The artist takes a rightful breather, burying her head inside a 600-page novel like a head of corn inside a giant balloon. The mood of the news is not good; it is local and dark, like the weather, and packed like (an) unexploded bomb(s). Soft and relentless rain on the windows creates the right sort of feel in a movie but in real life just makes you restless. The artist's daughter has the right idea - watching TV with the artist's son - though with too many angry voices for something so well meaning. I admit to the idea of the ideal taking a day off. I also admit to the reality that a creative environment is not always a flourishing one and that sticks in the mud cannot always be sidestepped. But there is reward to a creative household. This last piece the artist has been working on can thrill like a walk in the woods. There is a kind of paranormal light across it. It plays yet never deceives.

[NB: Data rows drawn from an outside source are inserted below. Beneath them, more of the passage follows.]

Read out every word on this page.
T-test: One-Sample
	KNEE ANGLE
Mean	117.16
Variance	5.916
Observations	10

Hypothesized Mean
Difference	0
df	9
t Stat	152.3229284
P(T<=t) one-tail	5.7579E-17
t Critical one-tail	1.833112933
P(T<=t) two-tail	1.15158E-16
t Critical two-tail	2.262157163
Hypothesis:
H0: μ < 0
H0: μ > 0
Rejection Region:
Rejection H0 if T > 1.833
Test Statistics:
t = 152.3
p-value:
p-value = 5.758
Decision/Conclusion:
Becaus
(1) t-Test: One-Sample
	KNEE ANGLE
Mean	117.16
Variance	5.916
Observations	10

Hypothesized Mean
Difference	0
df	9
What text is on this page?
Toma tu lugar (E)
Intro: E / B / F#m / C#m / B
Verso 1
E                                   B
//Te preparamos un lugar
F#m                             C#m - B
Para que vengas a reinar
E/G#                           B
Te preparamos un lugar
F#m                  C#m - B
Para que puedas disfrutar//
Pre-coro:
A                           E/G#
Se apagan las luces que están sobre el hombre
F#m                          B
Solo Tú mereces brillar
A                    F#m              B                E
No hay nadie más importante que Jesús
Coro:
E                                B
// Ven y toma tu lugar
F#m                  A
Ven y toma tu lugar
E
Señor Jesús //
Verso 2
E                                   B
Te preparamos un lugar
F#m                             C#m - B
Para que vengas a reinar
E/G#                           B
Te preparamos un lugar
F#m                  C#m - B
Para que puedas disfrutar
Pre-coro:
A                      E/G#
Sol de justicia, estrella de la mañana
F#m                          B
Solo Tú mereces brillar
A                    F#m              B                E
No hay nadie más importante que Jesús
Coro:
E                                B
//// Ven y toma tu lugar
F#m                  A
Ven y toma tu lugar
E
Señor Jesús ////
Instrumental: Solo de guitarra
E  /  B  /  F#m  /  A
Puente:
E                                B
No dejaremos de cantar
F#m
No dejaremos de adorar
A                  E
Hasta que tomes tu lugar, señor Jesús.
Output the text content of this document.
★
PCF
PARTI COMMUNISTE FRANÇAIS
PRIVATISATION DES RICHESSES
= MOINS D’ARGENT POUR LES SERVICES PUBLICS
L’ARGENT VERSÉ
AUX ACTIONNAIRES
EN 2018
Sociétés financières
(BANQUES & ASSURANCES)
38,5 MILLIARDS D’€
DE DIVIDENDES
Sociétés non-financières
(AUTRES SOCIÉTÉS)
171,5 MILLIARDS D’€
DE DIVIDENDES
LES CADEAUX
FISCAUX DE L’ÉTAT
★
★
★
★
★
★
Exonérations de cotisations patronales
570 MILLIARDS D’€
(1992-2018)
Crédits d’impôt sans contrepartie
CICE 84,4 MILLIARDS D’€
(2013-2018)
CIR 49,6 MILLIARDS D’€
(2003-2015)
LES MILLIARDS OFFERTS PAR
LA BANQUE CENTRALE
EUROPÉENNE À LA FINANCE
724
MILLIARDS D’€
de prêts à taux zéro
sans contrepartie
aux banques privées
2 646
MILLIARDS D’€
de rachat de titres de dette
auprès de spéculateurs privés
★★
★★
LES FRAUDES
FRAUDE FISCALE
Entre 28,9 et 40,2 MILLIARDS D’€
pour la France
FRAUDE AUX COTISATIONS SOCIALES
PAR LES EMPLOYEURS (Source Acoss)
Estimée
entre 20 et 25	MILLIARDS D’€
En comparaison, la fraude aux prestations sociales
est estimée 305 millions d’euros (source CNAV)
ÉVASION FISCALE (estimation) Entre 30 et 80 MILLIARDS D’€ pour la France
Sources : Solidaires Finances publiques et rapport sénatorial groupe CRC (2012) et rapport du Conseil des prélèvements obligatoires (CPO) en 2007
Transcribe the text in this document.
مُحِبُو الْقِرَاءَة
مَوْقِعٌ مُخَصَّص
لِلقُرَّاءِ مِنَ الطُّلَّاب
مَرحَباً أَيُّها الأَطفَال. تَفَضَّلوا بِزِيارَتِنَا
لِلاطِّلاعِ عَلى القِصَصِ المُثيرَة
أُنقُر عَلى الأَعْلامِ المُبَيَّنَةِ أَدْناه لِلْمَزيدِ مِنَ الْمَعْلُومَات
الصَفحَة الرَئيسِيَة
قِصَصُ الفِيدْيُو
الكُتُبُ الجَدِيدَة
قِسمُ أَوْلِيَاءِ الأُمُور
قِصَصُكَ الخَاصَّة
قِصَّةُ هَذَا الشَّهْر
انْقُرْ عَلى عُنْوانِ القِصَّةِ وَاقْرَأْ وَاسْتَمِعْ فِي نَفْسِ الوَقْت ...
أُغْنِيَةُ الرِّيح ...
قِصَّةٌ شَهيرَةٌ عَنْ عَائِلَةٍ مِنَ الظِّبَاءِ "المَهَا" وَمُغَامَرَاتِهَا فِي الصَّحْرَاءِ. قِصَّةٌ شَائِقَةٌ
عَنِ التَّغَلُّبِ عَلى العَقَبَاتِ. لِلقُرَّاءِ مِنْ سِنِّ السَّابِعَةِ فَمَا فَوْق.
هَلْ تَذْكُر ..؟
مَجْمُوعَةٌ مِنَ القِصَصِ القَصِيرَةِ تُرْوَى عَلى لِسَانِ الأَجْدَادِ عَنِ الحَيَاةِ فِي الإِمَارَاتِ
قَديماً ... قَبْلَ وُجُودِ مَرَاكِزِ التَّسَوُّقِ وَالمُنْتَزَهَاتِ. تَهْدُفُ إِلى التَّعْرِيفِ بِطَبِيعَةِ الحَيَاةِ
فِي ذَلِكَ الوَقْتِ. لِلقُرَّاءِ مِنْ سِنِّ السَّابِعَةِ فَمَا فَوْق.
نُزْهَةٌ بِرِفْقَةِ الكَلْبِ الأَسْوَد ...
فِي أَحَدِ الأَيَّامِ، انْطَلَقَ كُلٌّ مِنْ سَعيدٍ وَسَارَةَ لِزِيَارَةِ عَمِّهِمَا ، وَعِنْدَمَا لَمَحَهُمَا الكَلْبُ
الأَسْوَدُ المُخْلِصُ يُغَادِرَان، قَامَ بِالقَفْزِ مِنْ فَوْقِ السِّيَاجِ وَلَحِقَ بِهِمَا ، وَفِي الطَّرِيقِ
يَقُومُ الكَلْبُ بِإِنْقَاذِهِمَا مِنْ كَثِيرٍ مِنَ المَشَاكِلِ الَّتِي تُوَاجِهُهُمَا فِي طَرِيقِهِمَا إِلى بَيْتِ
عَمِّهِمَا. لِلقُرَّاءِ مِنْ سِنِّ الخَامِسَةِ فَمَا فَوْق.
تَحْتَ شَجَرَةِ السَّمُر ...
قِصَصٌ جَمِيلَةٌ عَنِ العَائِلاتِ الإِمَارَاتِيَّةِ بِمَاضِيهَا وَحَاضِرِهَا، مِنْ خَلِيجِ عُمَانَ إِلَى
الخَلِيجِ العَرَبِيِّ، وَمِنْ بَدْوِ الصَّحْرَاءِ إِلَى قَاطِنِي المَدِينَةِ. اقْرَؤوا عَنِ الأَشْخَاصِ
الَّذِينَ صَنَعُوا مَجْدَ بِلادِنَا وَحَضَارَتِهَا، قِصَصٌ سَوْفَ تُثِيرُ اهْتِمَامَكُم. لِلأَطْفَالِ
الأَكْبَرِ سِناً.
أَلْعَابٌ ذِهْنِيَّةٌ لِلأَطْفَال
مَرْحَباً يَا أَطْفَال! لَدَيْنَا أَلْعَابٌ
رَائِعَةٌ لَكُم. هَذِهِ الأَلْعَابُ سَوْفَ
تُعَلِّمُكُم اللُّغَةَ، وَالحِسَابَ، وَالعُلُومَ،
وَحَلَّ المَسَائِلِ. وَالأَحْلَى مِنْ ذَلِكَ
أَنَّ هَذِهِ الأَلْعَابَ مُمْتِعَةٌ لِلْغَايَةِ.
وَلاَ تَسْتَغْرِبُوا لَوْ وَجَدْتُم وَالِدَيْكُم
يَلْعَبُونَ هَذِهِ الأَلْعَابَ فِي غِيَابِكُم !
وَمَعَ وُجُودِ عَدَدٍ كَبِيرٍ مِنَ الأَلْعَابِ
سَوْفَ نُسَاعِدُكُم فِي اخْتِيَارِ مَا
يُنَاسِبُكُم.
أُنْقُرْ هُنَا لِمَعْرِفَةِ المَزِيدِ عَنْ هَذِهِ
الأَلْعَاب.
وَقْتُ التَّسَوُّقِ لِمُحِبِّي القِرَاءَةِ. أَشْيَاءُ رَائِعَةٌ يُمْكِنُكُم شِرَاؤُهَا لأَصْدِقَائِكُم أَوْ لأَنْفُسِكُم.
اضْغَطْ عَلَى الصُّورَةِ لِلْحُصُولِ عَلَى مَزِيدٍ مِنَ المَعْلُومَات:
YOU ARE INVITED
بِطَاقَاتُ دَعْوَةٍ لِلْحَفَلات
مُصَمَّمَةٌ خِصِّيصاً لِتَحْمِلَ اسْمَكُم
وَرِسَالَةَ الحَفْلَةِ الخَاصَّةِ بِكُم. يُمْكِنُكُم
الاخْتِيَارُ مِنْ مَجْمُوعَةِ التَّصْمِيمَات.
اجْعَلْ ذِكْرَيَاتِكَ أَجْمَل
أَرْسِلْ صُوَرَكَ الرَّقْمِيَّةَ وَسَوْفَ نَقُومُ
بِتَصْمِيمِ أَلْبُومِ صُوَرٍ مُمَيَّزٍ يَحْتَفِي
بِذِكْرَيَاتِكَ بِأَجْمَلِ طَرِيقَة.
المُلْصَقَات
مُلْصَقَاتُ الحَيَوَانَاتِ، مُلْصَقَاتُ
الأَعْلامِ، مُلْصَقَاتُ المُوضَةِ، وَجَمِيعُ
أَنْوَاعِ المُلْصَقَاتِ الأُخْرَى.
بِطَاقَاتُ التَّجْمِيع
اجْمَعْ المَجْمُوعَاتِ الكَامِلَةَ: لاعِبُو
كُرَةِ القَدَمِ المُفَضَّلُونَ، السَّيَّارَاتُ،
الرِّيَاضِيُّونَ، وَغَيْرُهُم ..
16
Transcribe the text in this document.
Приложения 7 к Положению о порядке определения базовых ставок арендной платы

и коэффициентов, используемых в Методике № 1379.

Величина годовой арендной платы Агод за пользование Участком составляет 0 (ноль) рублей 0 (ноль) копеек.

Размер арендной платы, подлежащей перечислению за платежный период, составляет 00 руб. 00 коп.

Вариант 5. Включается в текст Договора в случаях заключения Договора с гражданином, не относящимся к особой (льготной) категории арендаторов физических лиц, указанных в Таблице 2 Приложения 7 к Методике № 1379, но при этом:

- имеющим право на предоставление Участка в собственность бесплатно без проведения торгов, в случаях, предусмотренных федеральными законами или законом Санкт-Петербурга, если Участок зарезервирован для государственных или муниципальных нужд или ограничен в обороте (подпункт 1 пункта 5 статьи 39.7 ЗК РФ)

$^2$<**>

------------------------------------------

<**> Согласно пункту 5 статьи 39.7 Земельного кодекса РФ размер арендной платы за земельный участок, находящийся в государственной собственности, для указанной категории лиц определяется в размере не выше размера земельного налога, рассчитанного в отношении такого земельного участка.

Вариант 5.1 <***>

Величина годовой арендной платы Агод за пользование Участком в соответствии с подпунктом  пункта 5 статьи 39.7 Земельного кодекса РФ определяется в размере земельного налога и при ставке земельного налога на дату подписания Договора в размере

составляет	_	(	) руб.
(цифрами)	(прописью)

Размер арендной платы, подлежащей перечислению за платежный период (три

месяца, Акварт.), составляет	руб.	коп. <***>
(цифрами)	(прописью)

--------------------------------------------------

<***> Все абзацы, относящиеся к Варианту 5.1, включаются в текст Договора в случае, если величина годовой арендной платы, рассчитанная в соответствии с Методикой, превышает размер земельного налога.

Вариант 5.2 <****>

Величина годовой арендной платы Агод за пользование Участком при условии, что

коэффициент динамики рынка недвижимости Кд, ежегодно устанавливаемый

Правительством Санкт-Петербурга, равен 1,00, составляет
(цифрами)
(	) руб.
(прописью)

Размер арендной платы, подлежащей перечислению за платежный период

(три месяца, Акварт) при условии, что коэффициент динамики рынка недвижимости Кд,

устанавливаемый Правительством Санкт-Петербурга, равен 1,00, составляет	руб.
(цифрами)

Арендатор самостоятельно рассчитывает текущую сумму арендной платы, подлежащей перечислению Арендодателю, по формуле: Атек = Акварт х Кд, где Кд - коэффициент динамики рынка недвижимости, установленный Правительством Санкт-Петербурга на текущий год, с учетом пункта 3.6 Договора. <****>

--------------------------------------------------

There must be two thousand leaves in the image, one or two hundred broadleaved trees and shrubs. As I write, it remains screwed like a statement to the wall. The density of the medium means its presence has no doubt, but because all the scattered newspapers protecting the floor have been swept up and binned, and all signs of work temporarily removed, the piece sits within the domestic landscape like a cross-armed stalwart, a permanent member. It is a part of our lives - we are having a relationship - but soon it will be gone.